On SLR cut, he said, "a considerable gap in the banks' deposit (14 per cent) and credit (22.6 per cent) growth is a key factor behind the liquidity squeeze since September.
RBI decision to inject permanent liquidity support by reducing SLR and conducting open market operations worth Rs 48,000 crore would help ease the crunch and bring down the call rates from the current high 6.67 per cent."
Crisil director and chief economist Dharmakriti Joshi hailed the steps to ease liquidity saying "it's welcome that RBI has not changed its policy stance. My broad sense is that RBI doesn't want to choke the system and arrest growth, hence SLR cut and bond buyback."
Fitch Ratings associate director DK Pant also opined that review was as on expected lines paused on policy front because of steadily falling headline inflation.
As indicated at the last policy review on November 2, RBI earlier in the day left its short-term lending and borrowing rates (repo and reverse repo respectively) unchanged at 6.25 and 5.25 per cent, and retained the percentage of cash balance that banks have to park with it or CRR at 6 per cent.
However, to ease the severe liquidity crunch, it cut the statutory liquidity ratio (SLR) by 1 per cent to 24 per cent, releasing Rs 48,000 crore into the system daily.
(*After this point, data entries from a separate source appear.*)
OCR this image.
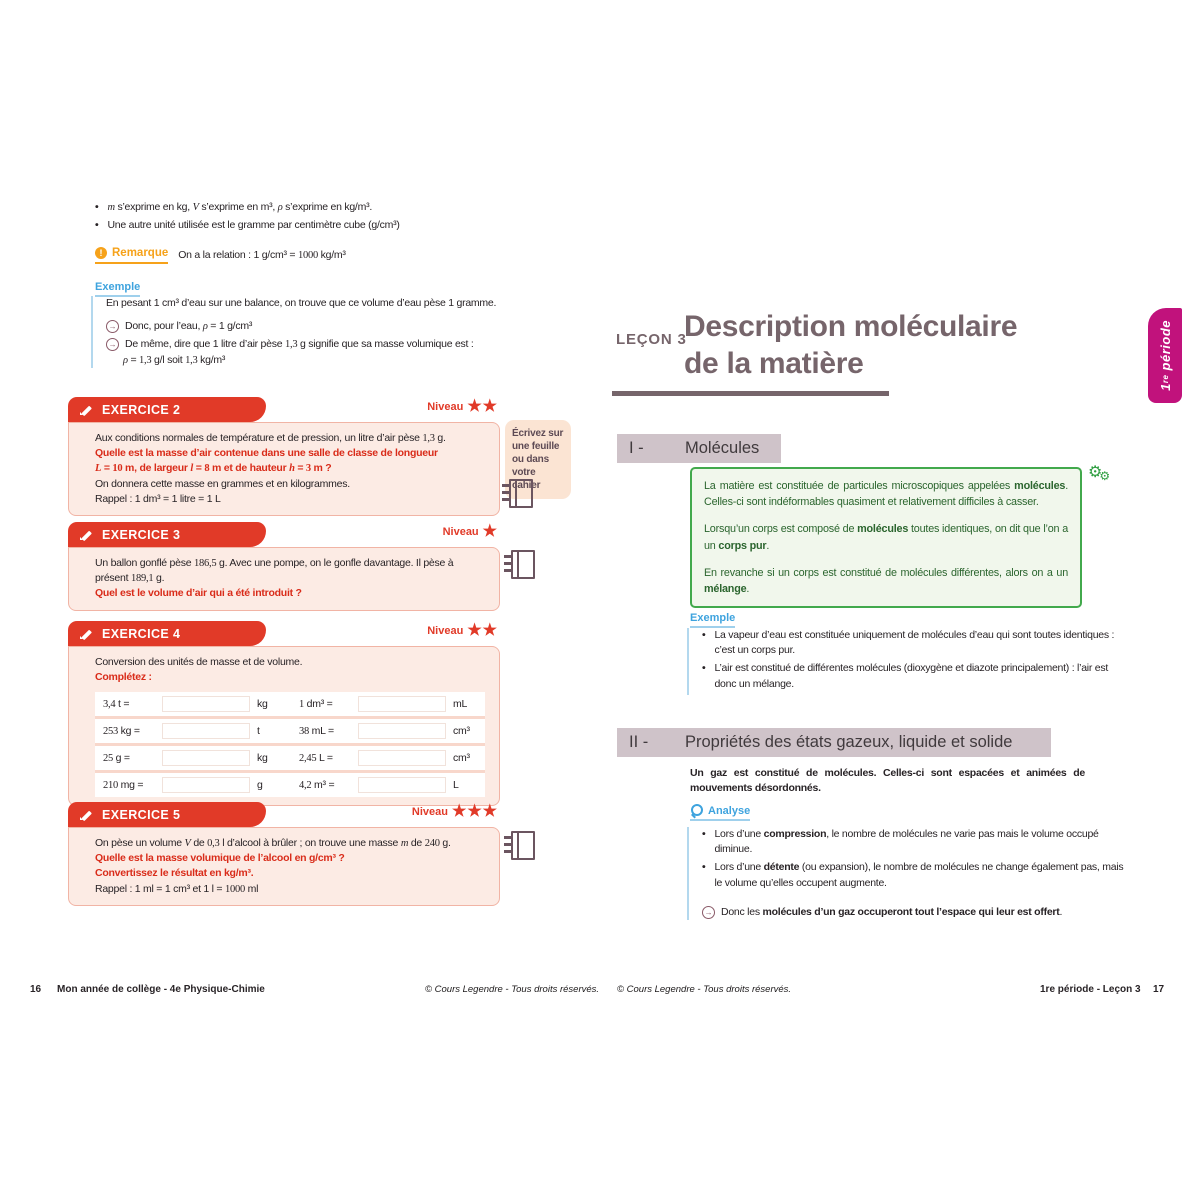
• m s’exprime en kg, V s’exprime en m³, ρ s’exprime en kg/m³.

• Une autre unité utilisée est le gramme par centimètre cube (g/cm³)

! Remarque On a la relation : 1 g/cm³ = 1000 kg/m³
Exemple

En pesant 1 cm³ d’eau sur une balance, on trouve que ce volume d’eau pèse 1 gramme.

→ Donc, pour l’eau, ρ = 1 g/cm³

→ De même, dire que 1 litre d’air pèse 1,3 g signifie que sa masse volumique est :

ρ = 1,3 g/l soit 1,3 kg/m³

EXERCICE 2	Niveau ★★

Aux conditions normales de température et de pression, un litre d’air pèse 1,3 g.

Quelle est la masse d’air contenue dans une salle de classe de longueur

L = 10 m, de largeur l = 8 m et de hauteur h = 3 m ?

On donnera cette masse en grammes et en kilogrammes.

Rappel : 1 dm³ = 1 litre = 1 L

Écrivez sur une feuille ou dans votre cahier
EXERCICE 3	Niveau ★

Un ballon gonflé pèse 186,5 g. Avec une pompe, on le gonfle davantage. Il pèse à présent 189,1 g.

Quel est le volume d’air qui a été introduit ?

EXERCICE 4	Niveau ★★

Conversion des unités de masse et de volume.

Complétez :

3,4 t =	kg	1 dm³ =	mL
253 kg =	t	38 mL =	cm³
25 g =	kg	2,45 L =	cm³
210 mg =	g	4,2 m³ =	L
EXERCICE 5	Niveau ★★★

On pèse un volume V de 0,3 l d’alcool à brûler ; on trouve une masse m de 240 g.

Quelle est la masse volumique de l’alcool en g/cm³ ?

Convertissez le résultat en kg/m³.

Rappel : 1 ml = 1 cm³ et 1 l = 1000 ml

16 Mon année de collège - 4e Physique-Chimie	© Cours Legendre - Tous droits réservés.
LEÇON 3
Description moléculaire
de la matière
1re période
I -	Molécules

La matière est constituée de particules microscopiques appelées molécules. Celles-ci sont indéformables quasiment et relativement difficiles à casser.

Lorsqu’un corps est composé de molécules toutes identiques, on dit que l’on a un corps pur.

En revanche si un corps est constitué de molécules différentes, alors on a un mélange.

⚙⚙
Exemple
• La vapeur d’eau est constituée uniquement de molécules d’eau qui sont toutes identiques : c’est un corps pur.

• L’air est constitué de différentes molécules (dioxygène et diazote principalement) : l’air est donc un mélange.

II -	Propriétés des états gazeux, liquide et solide

Un gaz est constitué de molécules. Celles-ci sont espacées et animées de mouvements désordonnés.

Analyse
• Lors d’une compression, le nombre de molécules ne varie pas mais le volume occupé diminue.

• Lors d’une détente (ou expansion), le nombre de molécules ne change également pas, mais le volume qu’elles occupent augmente.

→ Donc les molécules d’un gaz occuperont tout l’espace qui leur est offert.

© Cours Legendre - Tous droits réservés.	1re période - Leçon 3 17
That apart, it also announced buyback government bonds, which will also ease liquidity crunch by a similar amount.
This is the first time that RBI has not increased the key rates, after doing so six times in a row since since January to normalise the monetary policy stance that was relaxed to help revive the economy that was hit by the global financial meltdown of 2007-08.
Banks have been borrowing a hefty 1-1.3 lakh crore from the second liquidity adjustment window (LAF) everyday for quite some time now as liquidity has almost completely vanished from the system, shooting up call money rates by over eight per cent last week.
Leading rating agency Icra managing director Naresh Takkar said, with improved transmission of previous tightening measures and the recent rise in deposit and lending rates by banks and a falling inflation, RBI seems to have adopted a wait-and-watch policy on inflation and has focussed more on liquidity management in the mid-quarter review.
"The steps announced today should ease liquidity substantially and bring the volume under the LAF close to RBI's comfort zone. With RBI reiterating its concerns regarding high inflation level and based on our projections for headline inflation, we expect RBI to spike policy rates by 25-50 bps in the next quarter," Takkar said.
However, Dun & Bradstreet India senior economist Arun Singh doubted whether the SLR cut will really help ease liquidity.